−まず吉井町の特色について。
尼崎 五蔵岳のふところに抱かれた山あいの町で、昔ながらの田園風景が広がる。古代から江戸時代初期までの史跡が多く、メロン、イチゴ、リンゴ、ミカンといったフルーツの産地でもある。また、町内を流れる佐々川は清らかであり、地元の水源として大いに役立っている。

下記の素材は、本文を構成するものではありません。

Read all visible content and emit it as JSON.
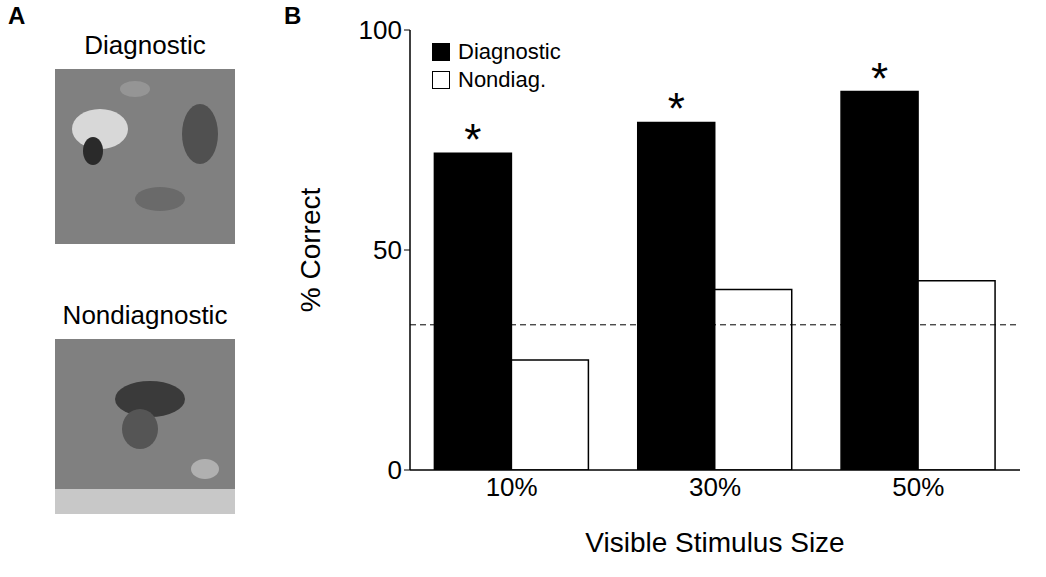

このほか、吉井町の南隣には、山ひとつを隔てて佐世保市が接している。吉井町から佐世保市への所要時間は車で30分ほど。このため、佐世保市に通勤、通学する吉井町民は数多い。
−地域での自転車の利用状況は。
尼崎 山間部で坂道が多いため、平野部に比べ自転車利用は少ない。町内で自転車に乗っているのは中学生、高校生がほとんどで、一般社会人はほとんど利用しないと言っていいだろう。松浦鉄道吉井駅の近くに町営の駐輪場を設けているが、ほぼ20台分のスペースのうち、ふだん利用されているのは10台分くらいだ。

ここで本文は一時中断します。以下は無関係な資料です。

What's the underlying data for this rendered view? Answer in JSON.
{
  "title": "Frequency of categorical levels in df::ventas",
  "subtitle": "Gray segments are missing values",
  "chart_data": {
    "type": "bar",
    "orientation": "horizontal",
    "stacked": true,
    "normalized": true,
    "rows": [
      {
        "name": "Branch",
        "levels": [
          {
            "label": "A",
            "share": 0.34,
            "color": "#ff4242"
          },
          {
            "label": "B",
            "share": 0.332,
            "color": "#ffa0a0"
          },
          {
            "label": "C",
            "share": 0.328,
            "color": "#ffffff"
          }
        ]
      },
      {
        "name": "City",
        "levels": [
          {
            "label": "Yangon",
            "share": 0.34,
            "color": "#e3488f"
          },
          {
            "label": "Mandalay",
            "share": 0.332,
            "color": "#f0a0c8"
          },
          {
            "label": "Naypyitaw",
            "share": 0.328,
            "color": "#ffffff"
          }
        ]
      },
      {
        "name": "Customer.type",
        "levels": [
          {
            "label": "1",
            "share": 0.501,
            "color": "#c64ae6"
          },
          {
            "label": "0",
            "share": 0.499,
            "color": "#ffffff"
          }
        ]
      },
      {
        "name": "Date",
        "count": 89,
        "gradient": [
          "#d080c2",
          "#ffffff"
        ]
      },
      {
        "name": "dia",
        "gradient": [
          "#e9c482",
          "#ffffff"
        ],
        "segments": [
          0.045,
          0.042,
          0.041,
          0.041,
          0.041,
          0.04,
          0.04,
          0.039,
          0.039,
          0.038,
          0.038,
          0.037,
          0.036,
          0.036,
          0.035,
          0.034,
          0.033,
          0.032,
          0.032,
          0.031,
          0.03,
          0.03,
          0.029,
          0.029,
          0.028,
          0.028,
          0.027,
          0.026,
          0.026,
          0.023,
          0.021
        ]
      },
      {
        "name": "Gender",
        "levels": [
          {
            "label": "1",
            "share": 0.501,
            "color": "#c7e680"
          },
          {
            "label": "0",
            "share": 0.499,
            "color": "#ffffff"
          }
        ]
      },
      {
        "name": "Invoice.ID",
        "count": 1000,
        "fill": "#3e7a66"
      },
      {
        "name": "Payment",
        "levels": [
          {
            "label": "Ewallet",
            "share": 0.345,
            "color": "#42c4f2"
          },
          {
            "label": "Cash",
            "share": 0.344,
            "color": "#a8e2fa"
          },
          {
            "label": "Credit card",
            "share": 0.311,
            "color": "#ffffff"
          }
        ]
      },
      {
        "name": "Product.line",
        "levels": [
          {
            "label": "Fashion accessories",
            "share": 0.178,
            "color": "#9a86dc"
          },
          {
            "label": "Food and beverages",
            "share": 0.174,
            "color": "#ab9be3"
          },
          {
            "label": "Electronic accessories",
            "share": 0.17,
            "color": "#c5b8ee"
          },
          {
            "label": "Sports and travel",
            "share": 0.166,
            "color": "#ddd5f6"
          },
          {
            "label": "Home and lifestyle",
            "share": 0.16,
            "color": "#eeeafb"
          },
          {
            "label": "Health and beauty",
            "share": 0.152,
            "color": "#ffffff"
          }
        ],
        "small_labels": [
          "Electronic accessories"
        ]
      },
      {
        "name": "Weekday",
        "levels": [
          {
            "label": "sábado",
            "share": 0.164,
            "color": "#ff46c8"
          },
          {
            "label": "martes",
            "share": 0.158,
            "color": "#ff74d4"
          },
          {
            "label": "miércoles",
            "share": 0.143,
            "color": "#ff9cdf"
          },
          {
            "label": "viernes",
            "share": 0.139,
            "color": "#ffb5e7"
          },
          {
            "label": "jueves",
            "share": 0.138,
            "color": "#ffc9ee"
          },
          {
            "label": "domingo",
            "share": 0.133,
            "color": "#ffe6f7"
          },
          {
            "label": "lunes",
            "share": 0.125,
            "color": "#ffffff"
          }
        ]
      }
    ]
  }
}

−やはり、一般の人にとって日常の交通手段は自家用自動車ということか。
尼崎 町内の1世帯当たりの自動車保有台数は2-3台で、大人ひとりが1台ずつを保有している状態に近い。従って、通勤なども自動車利用が圧倒的に多いといえる。
しかし、公共交通機関の利用がないわけではない。吉井町では町営体育館の横に無料駐車場を設けているが、そこに毎朝車を停め、電車やバスに乗り継いで通勤する人も結構いる。
−今回、松浦鉄道が実施した列車内への自転車持ち込みモデル事業をどう評価するか。
尼崎 CO2(二酸化炭素)などによる温暖化など、地球環境問題がますます深刻さを増す中で、環境負荷の小さい自転車と列車を組み合わせた今回のモデル事業は評価に値する。この事業を通じて住民の環境保全に対する認識が深まると思うので、今後も実施してほしいと考えている。
−列車への持ち込みをはじめ、自転車利用を促進する上での問題点は。
尼崎 当地の場合、道路構造に問題があるため自転車が普及しないという側面がある。どちらかというと自動車対応の道路整備が先行し、歩道や自転車道の整備が遅れているのが現状だ。まず、こうした道路整備を行うことが必要と考えている。
しかし、自転車利用を促進する素地がないわけではない。吉井町からお隣の世知原町(せちばるちょう)まで、全長6・7キロメートル、幅4メートルのサイクリングロードが整備されている。